I don’t know if anyone has used one as a working terrier for a very long time. Perhaps the last time they were used was when they were Aberdeen and highland terriers.
What has happened to the breed since it was recognized is a pursuit for physical perfection that has resulted in very real health problems for the breed.
I guarantee you that if I start playing around with pedigrees, I will find that just a few studs have sired most of the puppies in each generation.
This dog is meant to be a show dog and a fashionable pet.
It has been bred for its appearance for many, many generations. And most of that breeding happened with a certain degree of ignorance about health issues and a certain amount of a quasi-religious belief that selective breeding of this type “improved” organisms.

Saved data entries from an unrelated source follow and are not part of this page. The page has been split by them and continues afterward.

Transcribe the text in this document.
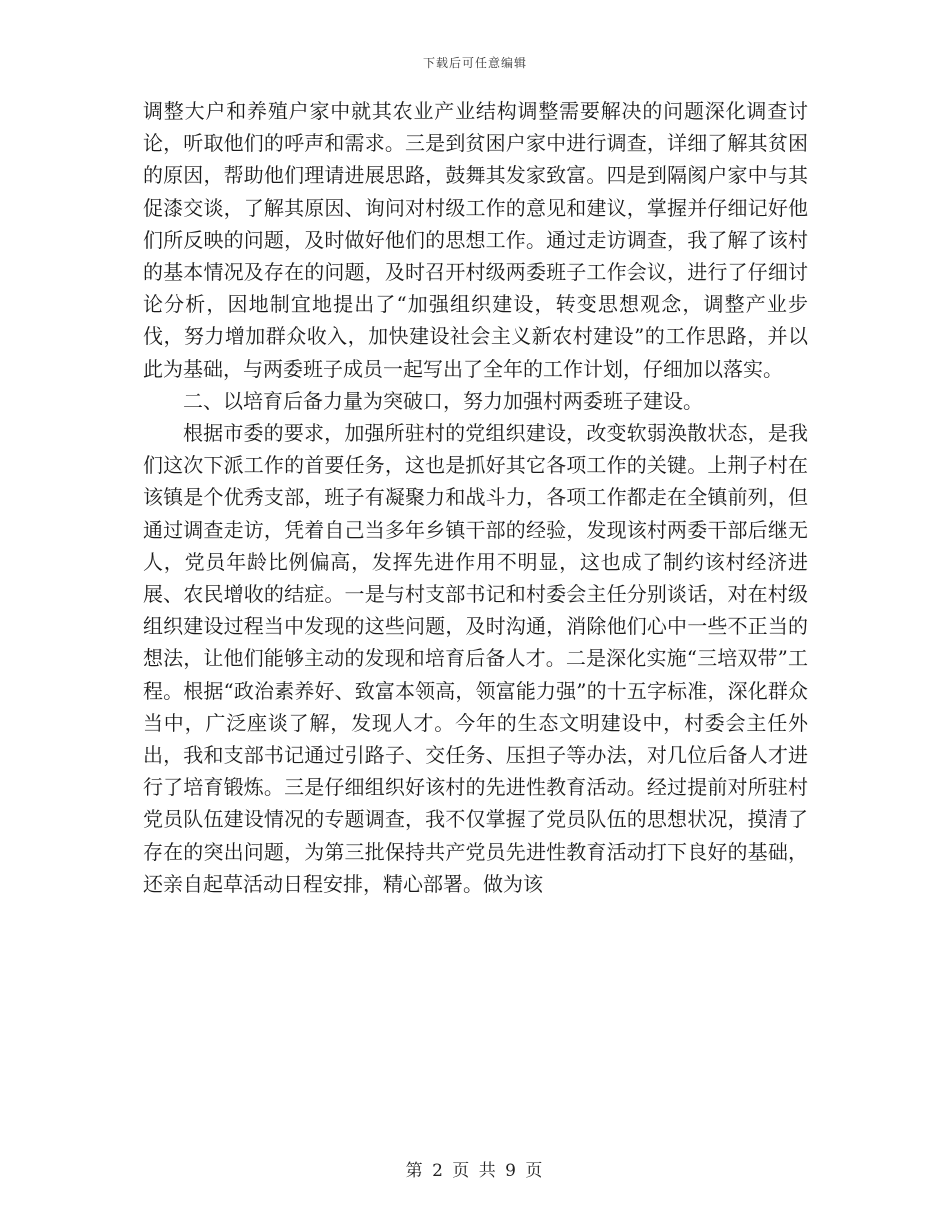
下载后可任意编辑

调整大户和养殖户家中就其农业产业结构调整需要解决的问题深化调查讨论，听取他们的呼声和需求。三是到贫困户家中进行调查，详细了解其贫困的原因，帮助他们理请进展思路，鼓舞其发家致富。四是到隔阂户家中与其促漆交谈，了解其原因、询问对村级工作的意见和建议，掌握并仔细记好他们所反映的问题，及时做好他们的思想工作。通过走访调查，我了解了该村的基本情况及存在的问题，及时召开村级两委班子工作会议，进行了仔细讨论分析，因地制宜地提出了“加强组织建设，转变思想观念，调整产业步伐，努力增加群众收入，加快建设社会主义新农村建设”的工作思路，并以此为基础，与两委班子成员一起写出了全年的工作计划，仔细加以落实。

二、以培育后备力量为突破口，努力加强村两委班子建设。

根据市委的要求，加强所驻村的党组织建设，改变软弱涣散状态，是我们这次下派工作的首要任务，这也是抓好其它各项工作的关键。上荆子村在该镇是个优秀支部，班子有凝聚力和战斗力，各项工作都走在全镇前列，但通过调查走访，凭着自己当多年乡镇干部的经验，发现该村两委干部后继无人，党员年龄比例偏高，发挥先进作用不明显，这也成了制约该村经济进展、农民增收的结症。一是与村支部书记和村委会主任分别谈话，对在村级组织建设过程当中发现的这些问题，及时沟通，消除他们心中一些不正当的想法，让他们能够主动的发现和培育后备人才。二是深化实施“三培双带”工程。根据“政治素养好、致富本领高，领富能力强”的十五字标准，深化群众当中，广泛座谈了解，发现人才。今年的生态文明建设中，村委会主任外出，我和支部书记通过引路子、交任务、压担子等办法，对几位后备人才进行了培育锻炼。三是仔细组织好该村的先进性教育活动。经过提前对所驻村党员队伍建设情况的专题调查，我不仅掌握了党员队伍的思想状况，摸清了存在的突出问题，为第三批保持共产党员先进性教育活动打下良好的基础，还亲自起草活动日程安排，精心部署。做为该

第 2 页 共 9 页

And the result has been a Scottish terrier with very real problems with autoimmune diseases, cancer, very short lifespans, and reduced litter size.
This breed has been created by whim and caprice, the vagaries of fashion, and the efforts of some starry-eyed romantics with a penchant for eugenics. It was not created to be healthy and game as one would expect in a JRTCA Jack Russell.
“No problem can be solved from the same level of consciousness that created it,” said Albert Einstein, and I just don’t see how extolling the virtues of this Westminster winner helps this breed.
Talking honestly about the health of this breed and the real history of its population would be a much better discussion.
Too bad you won’t hear that on the news.
But I don’t think the Scottish terrier can take nae more.